All the "gigaflop" numbers are really just theoretical. Conventionally, it just multiplies the maximum FP operations throughput by the clockrate. So:
The Athlon has 3 parallel FPU's and 3 decoders to feed them, so it can do theoretically 3 FP operations per clock. At 1.4 GHz, that would be 4.2 Gflops (billion FP operations per second) for x87 code and 5.6 Gflops for single-precision SSE code.
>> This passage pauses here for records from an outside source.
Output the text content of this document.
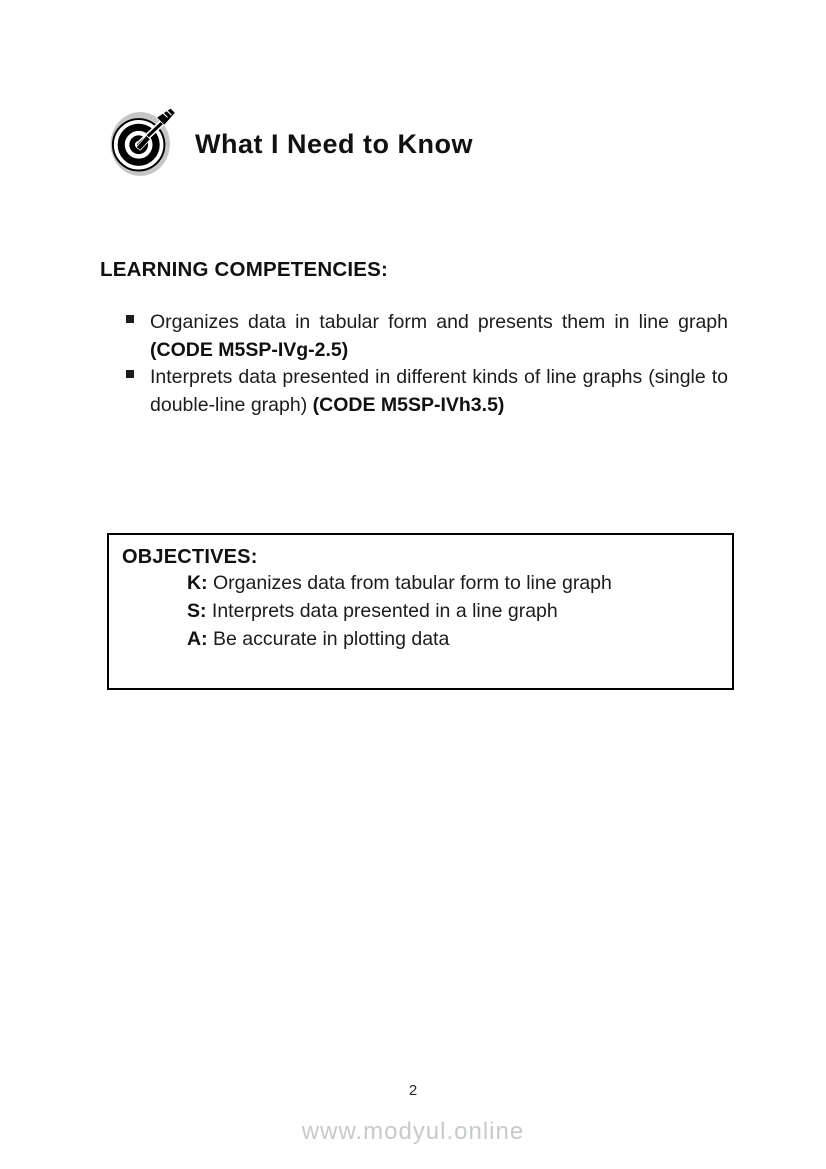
What I Need to Know
LEARNING COMPETENCIES:
Organizes data in tabular form and presents them in line graph (CODE M5SP-IVg-2.5)
Interprets data presented in different kinds of line graphs (single to double-line graph) (CODE M5SP-IVh3.5)
OBJECTIVES:
K: Organizes data from tabular form to line graph
S: Interprets data presented in a line graph
A: Be accurate in plotting data
2
www.modyul.online
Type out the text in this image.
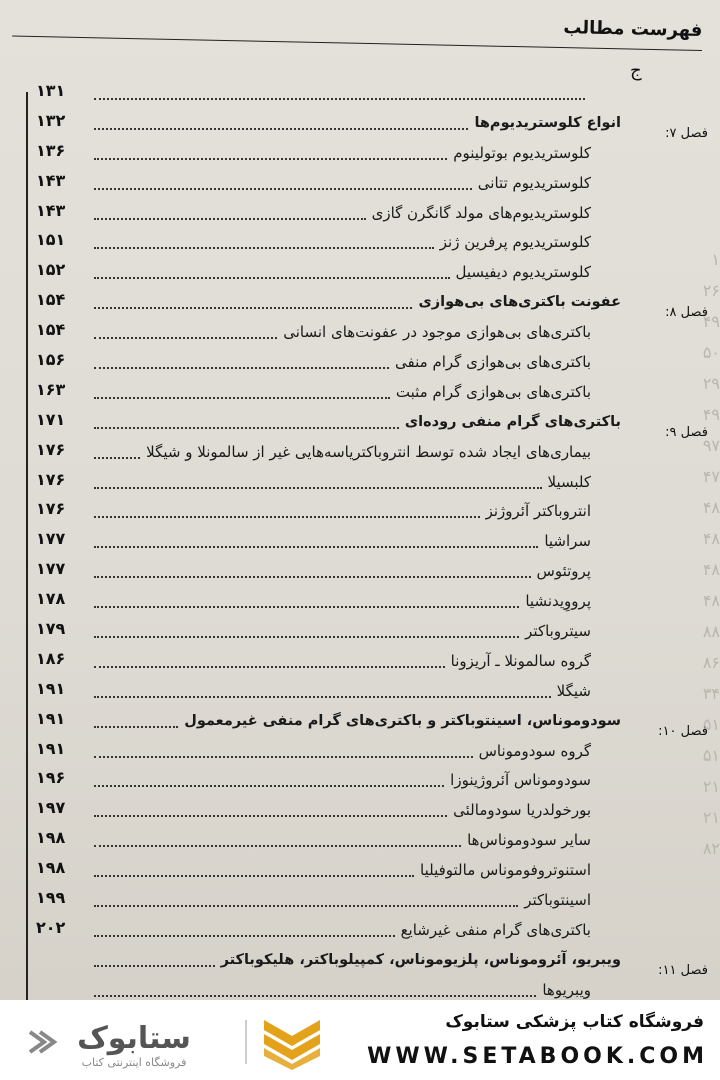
۱
۲۶
۴۹
۵۰
۲۹
۴۹
۹۷
۴۷
۴۸
۴۸
۴۸
۴۸
۸۸
۸۶
۳۴
۵۱
۵۱
۲۱
۲۱
۸۲
فهرست مطالب
ج
۱۳۱
فصل ۷:
انواع کلوستریدیوم‌ها
۱۳۲
کلوستریدیوم بوتولینوم
۱۳۶
کلوستریدیوم تتانی
۱۴۳
کلوستریدیوم‌های مولد گانگرن گازی
۱۴۳
کلوستریدیوم پرفرین ژنز
۱۵۱
کلوستریدیوم دیفیسیل
۱۵۲
فصل ۸:
عفونت باکتری‌های بی‌هوازی
۱۵۴
باکتری‌های بی‌هوازی موجود در عفونت‌های انسانی
۱۵۴
باکتری‌های بی‌هوازی گرام منفی
۱۵۶
باکتری‌های بی‌هوازی گرام مثبت
۱۶۳
فصل ۹:
باکتری‌های گرام منفی روده‌ای
۱۷۱
بیماری‌های ایجاد شده توسط انتروباکتریاسه‌هایی غیر از سالمونلا و شیگلا
۱۷۶
کلبسیلا
۱۷۶
انتروباکتر آئروژنز
۱۷۶
سراشیا
۱۷۷
پروتئوس
۱۷۷
پرووِیدنشیا
۱۷۸
سیتروباکتر
۱۷۹
گروه سالمونلا ـ آریزونا
۱۸۶
شیگلا
۱۹۱
فصل ۱۰:
سودوموناس، اسینتوباکتر و باکتری‌های گرام منفی غیرمعمول
۱۹۱
گروه سودوموناس
۱۹۱
سودوموناس آئروژینوزا
۱۹۶
بورخولدریا سودومالئی
۱۹۷
سایر سودوموناس‌ها
۱۹۸
استنوتروفوموناس مالتوفیلیا
۱۹۸
اسینتوباکتر
۱۹۹
باکتری‌های گرام منفی غیرشایع
۲۰۲
فصل ۱۱:
ویبریو، آئروموناس، پلزیوموناس، کمپیلوباکتر، هلیکوباکتر
ویبریوها
ستابوک
فروشگاه اینترنتی کتاب
فروشگاه کتاب پزشکی ستابوک
WWW.SETABOOK.COM
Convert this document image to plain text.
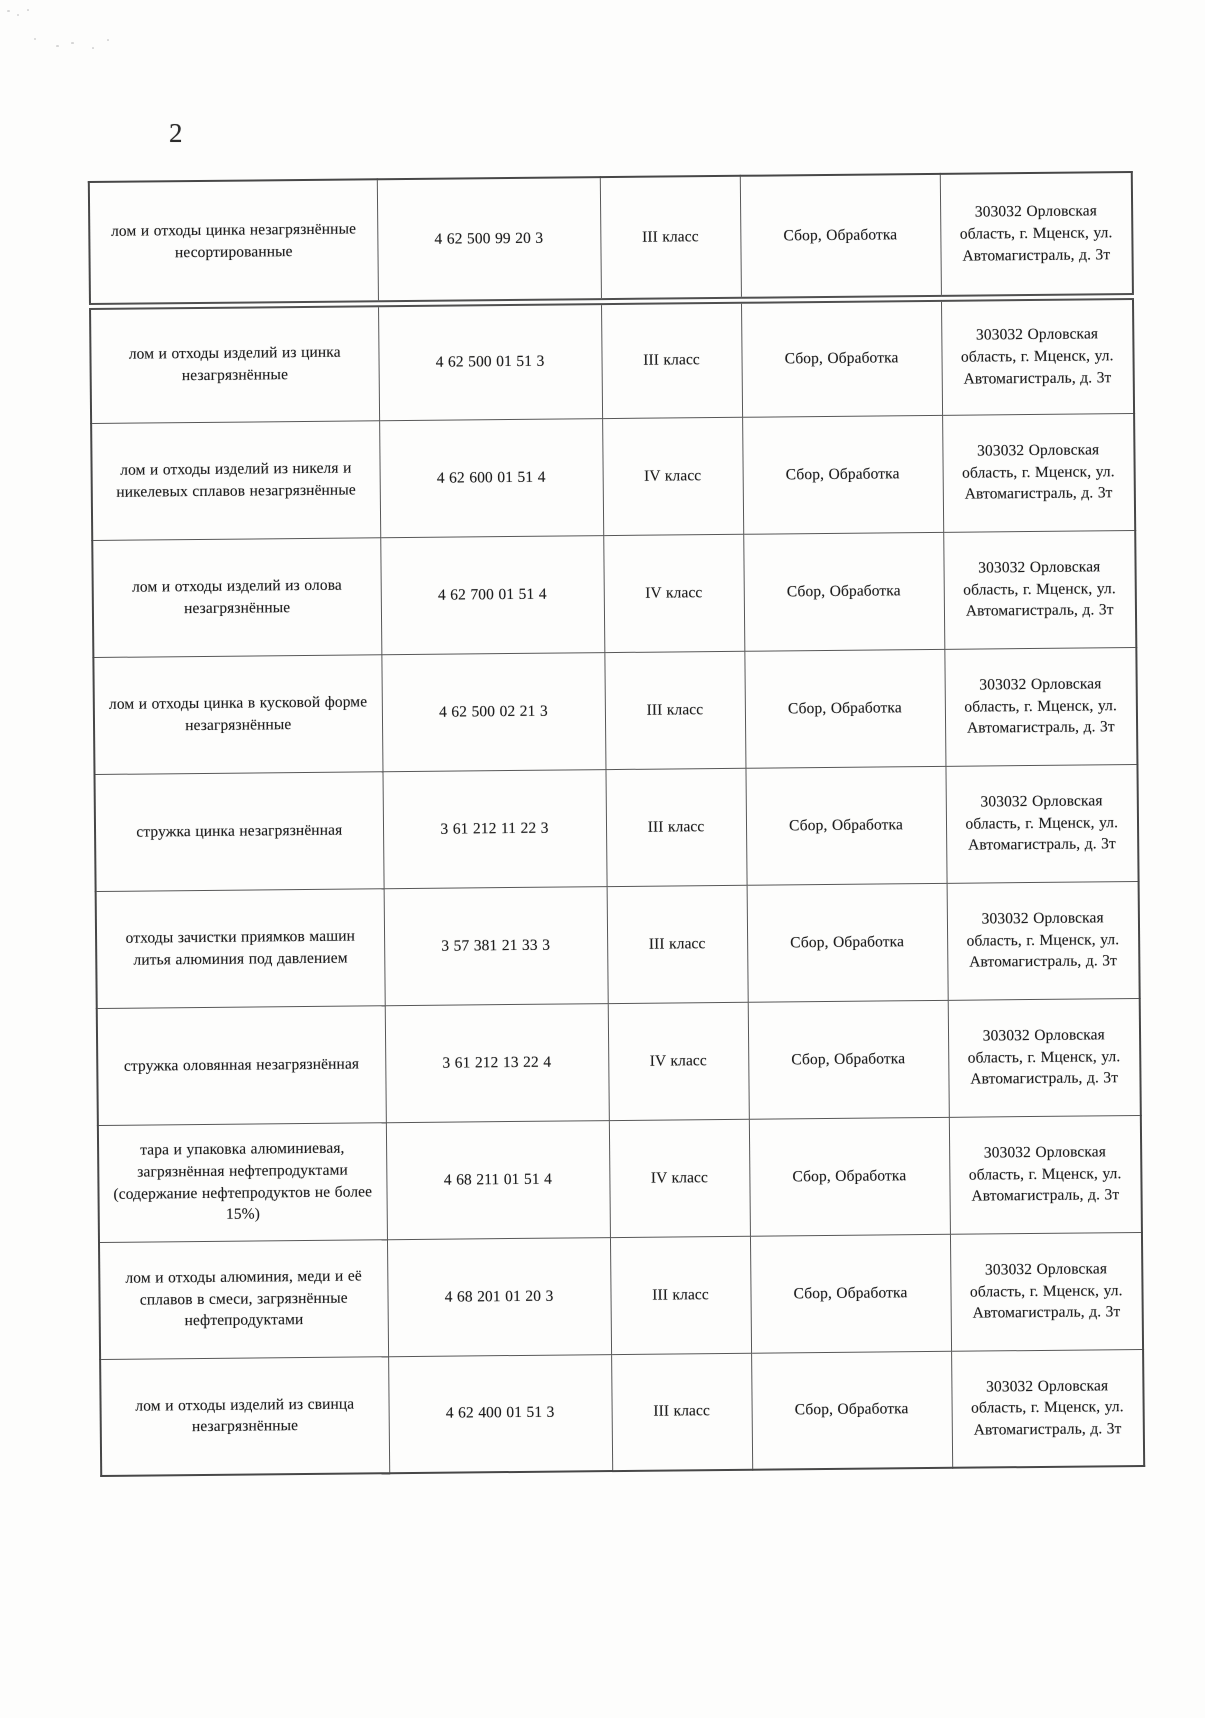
2
лом и отходы цинка незагрязнённые несортированные	4 62 500 99 20 3	III класс	Сбор, Обработка	303032 Орловская область, г. Мценск, ул. Автомагистраль, д. 3т
лом и отходы изделий из цинка незагрязнённые	4 62 500 01 51 3	III класс	Сбор, Обработка	303032 Орловская область, г. Мценск, ул. Автомагистраль, д. 3т
лом и отходы изделий из никеля и никелевых сплавов незагрязнённые	4 62 600 01 51 4	IV класс	Сбор, Обработка	303032 Орловская область, г. Мценск, ул. Автомагистраль, д. 3т
лом и отходы изделий из олова незагрязнённые	4 62 700 01 51 4	IV класс	Сбор, Обработка	303032 Орловская область, г. Мценск, ул. Автомагистраль, д. 3т
лом и отходы цинка в кусковой форме незагрязнённые	4 62 500 02 21 3	III класс	Сбор, Обработка	303032 Орловская область, г. Мценск, ул. Автомагистраль, д. 3т
стружка цинка незагрязнённая	3 61 212 11 22 3	III класс	Сбор, Обработка	303032 Орловская область, г. Мценск, ул. Автомагистраль, д. 3т
отходы зачистки приямков машин литья алюминия под давлением	3 57 381 21 33 3	III класс	Сбор, Обработка	303032 Орловская область, г. Мценск, ул. Автомагистраль, д. 3т
стружка оловянная незагрязнённая	3 61 212 13 22 4	IV класс	Сбор, Обработка	303032 Орловская область, г. Мценск, ул. Автомагистраль, д. 3т
тара и упаковка алюминиевая, загрязнённая нефтепродуктами (содержание нефтепродуктов не более 15%)	4 68 211 01 51 4	IV класс	Сбор, Обработка	303032 Орловская область, г. Мценск, ул. Автомагистраль, д. 3т
лом и отходы алюминия, меди и её сплавов в смеси, загрязнённые нефтепродуктами	4 68 201 01 20 3	III класс	Сбор, Обработка	303032 Орловская область, г. Мценск, ул. Автомагистраль, д. 3т
лом и отходы изделий из свинца незагрязнённые	4 62 400 01 51 3	III класс	Сбор, Обработка	303032 Орловская область, г. Мценск, ул. Автомагистраль, д. 3т
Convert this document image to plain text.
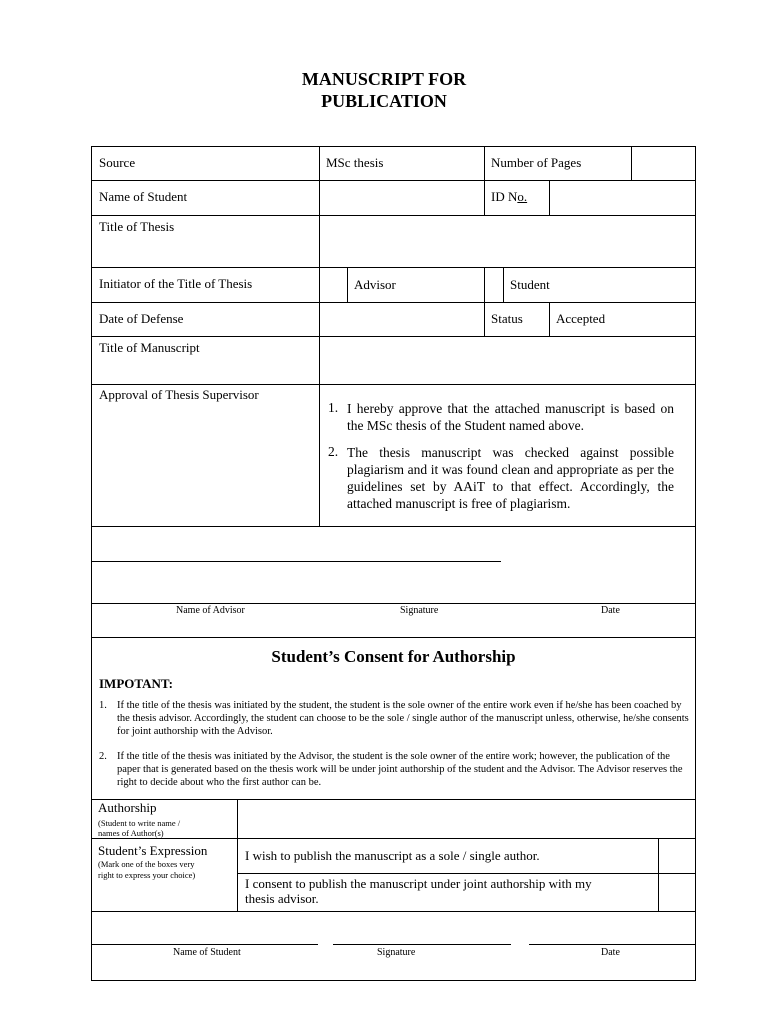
MANUSCRIPT FOR
PUBLICATION
Source	MSc thesis	Number of Pages
Name of Student	ID No.
Title of Thesis
Initiator of the Title of Thesis	Advisor	Student
Date of Defense	Status	Accepted
Title of Manuscript
Approval of Thesis Supervisor
1. I hereby approve that the attached manuscript is based on the MSc thesis of the Student named above.
2. The thesis manuscript was checked against possible plagiarism and it was found clean and appropriate as per the guidelines set by AAiT to that effect. Accordingly, the attached manuscript is free of plagiarism.
Name of Advisor	Signature	Date
Student’s Consent for Authorship
IMPOTANT:
1. If the title of the thesis was initiated by the student, the student is the sole owner of the entire work even if he/she has been coached by the thesis advisor. Accordingly, the student can choose to be the sole / single author of the manuscript unless, otherwise, he/she consents for joint authorship with the Advisor.
2. If the title of the thesis was initiated by the Advisor, the student is the sole owner of the entire work; however, the publication of the paper that is generated based on the thesis work will be under joint authorship of the student and the Advisor. The Advisor reserves the right to decide about who the first author can be.
Authorship
(Student to write name /
names of Author(s)
Student’s Expression
(Mark one of the boxes very
right to express your choice)
I wish to publish the manuscript as a sole / single author.
I consent to publish the manuscript under joint authorship with my
thesis advisor.
Name of Student	Signature	Date
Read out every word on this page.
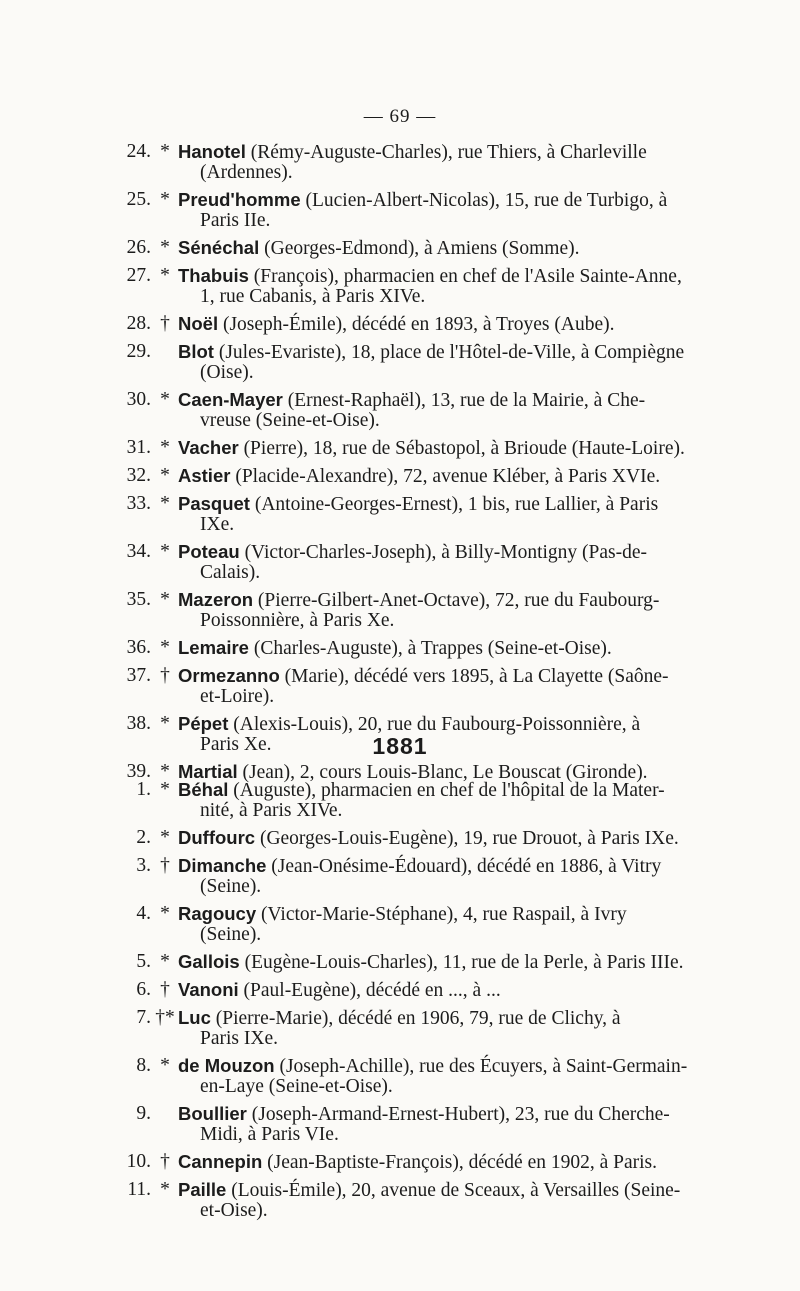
— 69 —
24. * Hanotel (Rémy-Auguste-Charles), rue Thiers, à Charleville
(Ardennes).
25. * Preud'homme (Lucien-Albert-Nicolas), 15, rue de Turbigo, à
Paris IIe.
26. * Sénéchal (Georges-Edmond), à Amiens (Somme).
27. * Thabuis (François), pharmacien en chef de l'Asile Sainte-Anne,
1, rue Cabanis, à Paris XIVe.
28. † Noël (Joseph-Émile), décédé en 1893, à Troyes (Aube).
29. Blot (Jules-Evariste), 18, place de l'Hôtel-de-Ville, à Compiègne
(Oise).
30. * Caen-Mayer (Ernest-Raphaël), 13, rue de la Mairie, à Che-
vreuse (Seine-et-Oise).
31. * Vacher (Pierre), 18, rue de Sébastopol, à Brioude (Haute-Loire).
32. * Astier (Placide-Alexandre), 72, avenue Kléber, à Paris XVIe.
33. * Pasquet (Antoine-Georges-Ernest), 1 bis, rue Lallier, à Paris
IXe.
34. * Poteau (Victor-Charles-Joseph), à Billy-Montigny (Pas-de-
Calais).
35. * Mazeron (Pierre-Gilbert-Anet-Octave), 72, rue du Faubourg-
Poissonnière, à Paris Xe.
36. * Lemaire (Charles-Auguste), à Trappes (Seine-et-Oise).
37. † Ormezanno (Marie), décédé vers 1895, à La Clayette (Saône-
et-Loire).
38. * Pépet (Alexis-Louis), 20, rue du Faubourg-Poissonnière, à
Paris Xe.
39. * Martial (Jean), 2, cours Louis-Blanc, Le Bouscat (Gironde).
1881
1. * Béhal (Auguste), pharmacien en chef de l'hôpital de la Mater-
nité, à Paris XIVe.
2. * Duffourc (Georges-Louis-Eugène), 19, rue Drouot, à Paris IXe.
3. † Dimanche (Jean-Onésime-Édouard), décédé en 1886, à Vitry
(Seine).
4. * Ragoucy (Victor-Marie-Stéphane), 4, rue Raspail, à Ivry
(Seine).
5. * Gallois (Eugène-Louis-Charles), 11, rue de la Perle, à Paris IIIe.
6. † Vanoni (Paul-Eugène), décédé en ..., à ...
7. †* Luc (Pierre-Marie), décédé en 1906, 79, rue de Clichy, à
Paris IXe.
8. * de Mouzon (Joseph-Achille), rue des Écuyers, à Saint-Germain-
en-Laye (Seine-et-Oise).
9. Boullier (Joseph-Armand-Ernest-Hubert), 23, rue du Cherche-
Midi, à Paris VIe.
10. † Cannepin (Jean-Baptiste-François), décédé en 1902, à Paris.
11. * Paille (Louis-Émile), 20, avenue de Sceaux, à Versailles (Seine-
et-Oise).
On the P4, which has 2 parallel FPU's and an execution trace cache that can issue up to 3 micro-ops per clock to feed it (assuming this is repeatable code). At 1.4 GHz that would be 2.8 Gflops for x87 code and 5.6 Gflops for single-precision SSE code and 2.8 Gflops for double-precision SSE2 code.
The PPC G4 processor has 1 general FP pipeline (fully pipelined) with a throughput of 1 FP operation per clock. At 1 GHz, that would be 1 Gflop. Not impressive, however, combine that with the AltiVec units which function independently from the conventional FPU and can do 4 or 8 (depending on the variety of your AltiVec instructions) single-precision operations per clock, you get a theoretical 5 Gflops in the case of only 1 AltiVec vector per clock and 9 Gflops in the case of 2 AltiVec vectors per clock at 1 Ghz.
This is all theoretical. I would say it's safe to say that this never, ever happens (the maximum being reached that is).